Abstract: Understanding of the mechanisms underlying molecular biological processes are essential to identify and characterize causes of diseases, drug targets and several responses to external stimuli. In order to better understand these processes, statistical models were introduced in the last few years. Granger causality-based models (Vector Autoregressive models) are one of them, presenting well established mathematical interpretations to directionality at the edges of the regulatory network. In this presentation we will describe the concept of Granger causality and explore recent advances and applications in gene networks.

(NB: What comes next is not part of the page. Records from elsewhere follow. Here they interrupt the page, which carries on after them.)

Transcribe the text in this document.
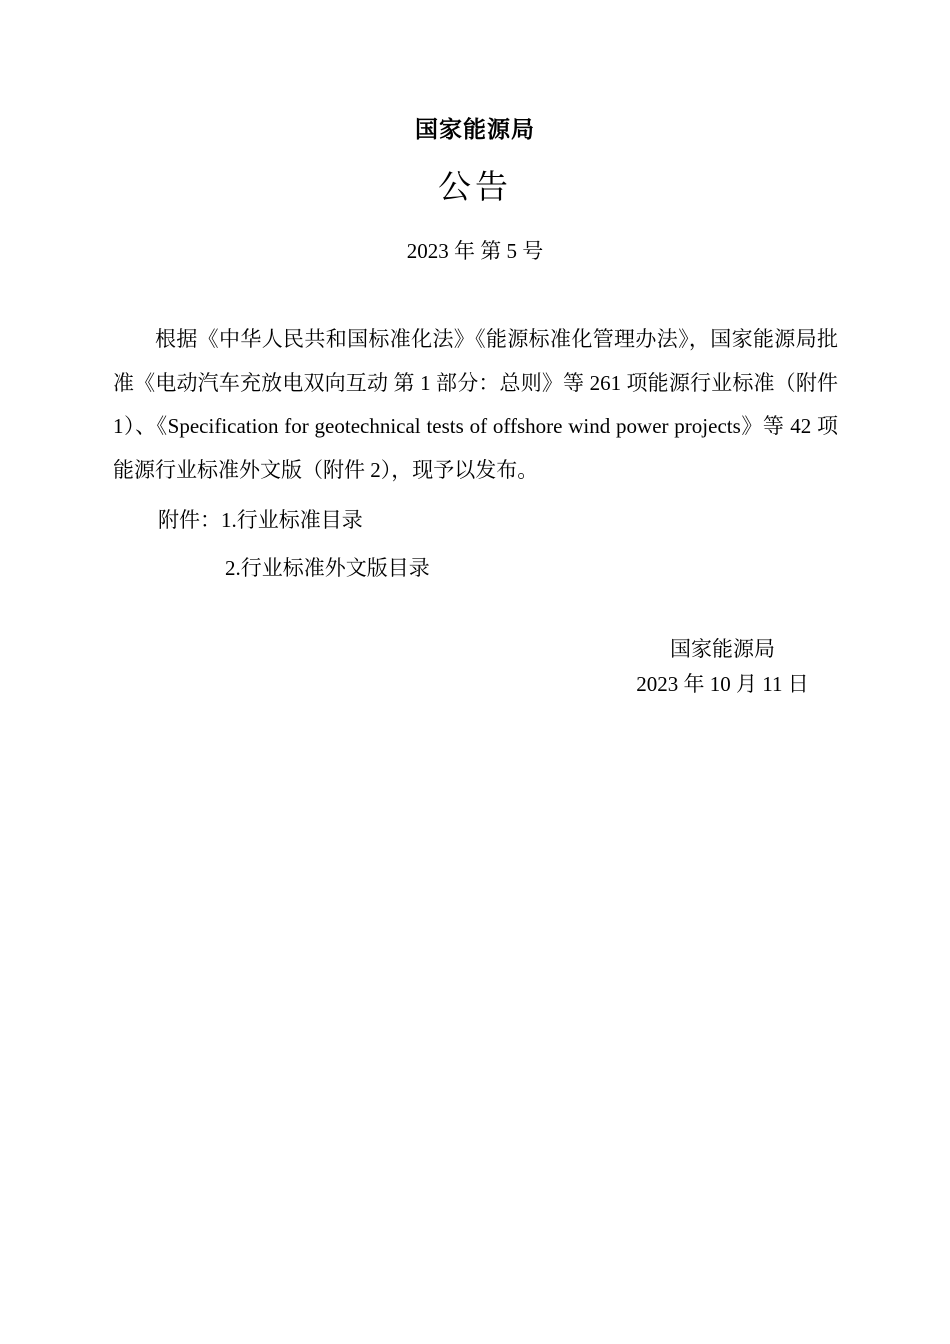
国家能源局
公告
2023 年 第 5 号

根据《中华人民共和国标准化法》《能源标准化管理办法》，国家能源局批准《电动汽车充放电双向互动 第 1 部分：总则》等 261 项能源行业标准（附件 1）、《Specification for geotechnical tests of offshore wind power projects》等 42 项能源行业标准外文版（附件 2），现予以发布。

附件：1.行业标准目录
2.行业标准外文版目录
国家能源局
2023 年 10 月 11 日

Abstract: The dynamics of biological systems is usually studied through mathematical models using deterministic approaches such as Ordinary differential equations (ODE) or through stochastic approaches. As the scale at which the systems/models being analyzed get larger there is a need to systematically formalize observations about system behavior and establish the extent to which the model is consistent with observations of interest. Recently there has been a lot of interest in adapting techniques of formal verification esp. model checking for this task. Tools such as PRISM have been used to perform probabilistic model checking of biological systems. The major limitation with these approaches is the state space explosion which limits their use to small models. To address this issue, we propose to build a probabilistic verification framework based on Bayesian Dynamic Models (BDM). The BDM is a stochastic approximation method based on dynamic Bayesian networks developed by members of our group. We will present an LTL (Linear Time Temporal Logic) based model checking framework that has been built for the BDM formalism. We will present how we have tested our approach by verifying the dynamics of the EGF-NGF signaling pathway.

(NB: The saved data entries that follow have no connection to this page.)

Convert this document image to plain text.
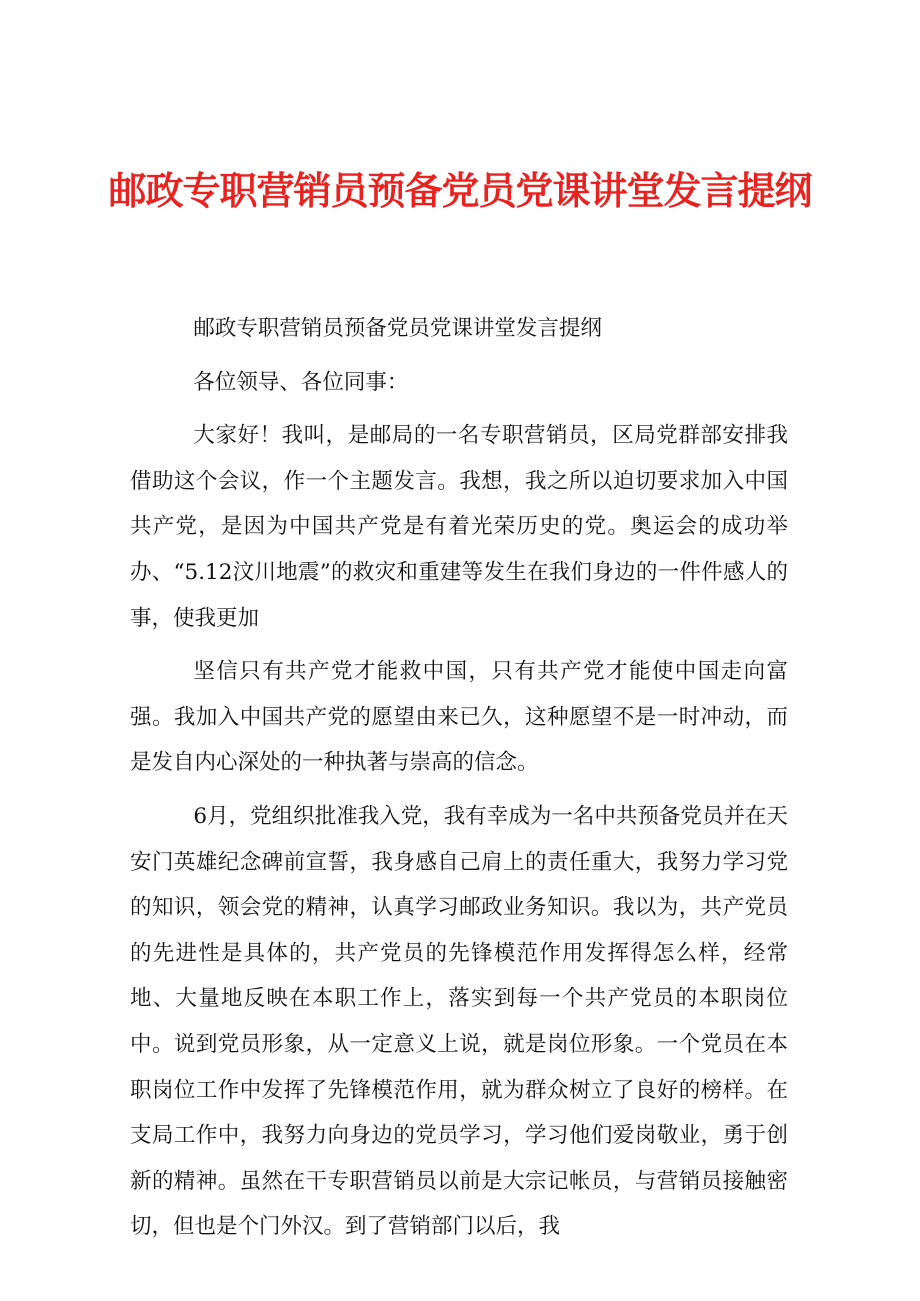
邮政专职营销员预备党员党课讲堂发言提纲

邮政专职营销员预备党员党课讲堂发言提纲

各位领导、各位同事：

大家好！我叫，是邮局的一名专职营销员，区局党群部安排我借助这个会议，作一个主题发言。我想，我之所以迫切要求加入中国共产党，是因为中国共产党是有着光荣历史的党。奥运会的成功举办、“5.12汶川地震”的救灾和重建等发生在我们身边的一件件感人的事，使我更加

坚信只有共产党才能救中国，只有共产党才能使中国走向富强。我加入中国共产党的愿望由来已久，这种愿望不是一时冲动，而是发自内心深处的一种执著与崇高的信念。

6月，党组织批准我入党，我有幸成为一名中共预备党员并在天安门英雄纪念碑前宣誓，我身感自己肩上的责任重大，我努力学习党的知识，领会党的精神，认真学习邮政业务知识。我以为，共产党员的先进性是具体的，共产党员的先锋模范作用发挥得怎么样，经常地、大量地反映在本职工作上，落实到每一个共产党员的本职岗位中。说到党员形象，从一定意义上说，就是岗位形象。一个党员在本职岗位工作中发挥了先锋模范作用，就为群众树立了良好的榜样。在支局工作中，我努力向身边的党员学习，学习他们爱岗敬业，勇于创新的精神。虽然在干专职营销员以前是大宗记帐员，与营销员接触密切，但也是个门外汉。到了营销部门以后，我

Abstract: We estimate gene networks by state space representation of vector autoregressive (SSM-VAR) model from time course microarray data of normal lung cells and lung cells treated by simulating EGF receptors and dosing an anticancer drug Gefitinib. SSM-VAR can overcome drawbacks of the vector autoregressive model and state space model; the assumption of equal time interval and lack of separation ability of observation and systems noises in the former method and the assumption of modularity of network structure in the latter method. By comparing the estimated two gene networks, perturbed genes by the anticancer drug are identified, whose up- and down-stream genes in the estimated networks may be related to side effects of the anticancer drug.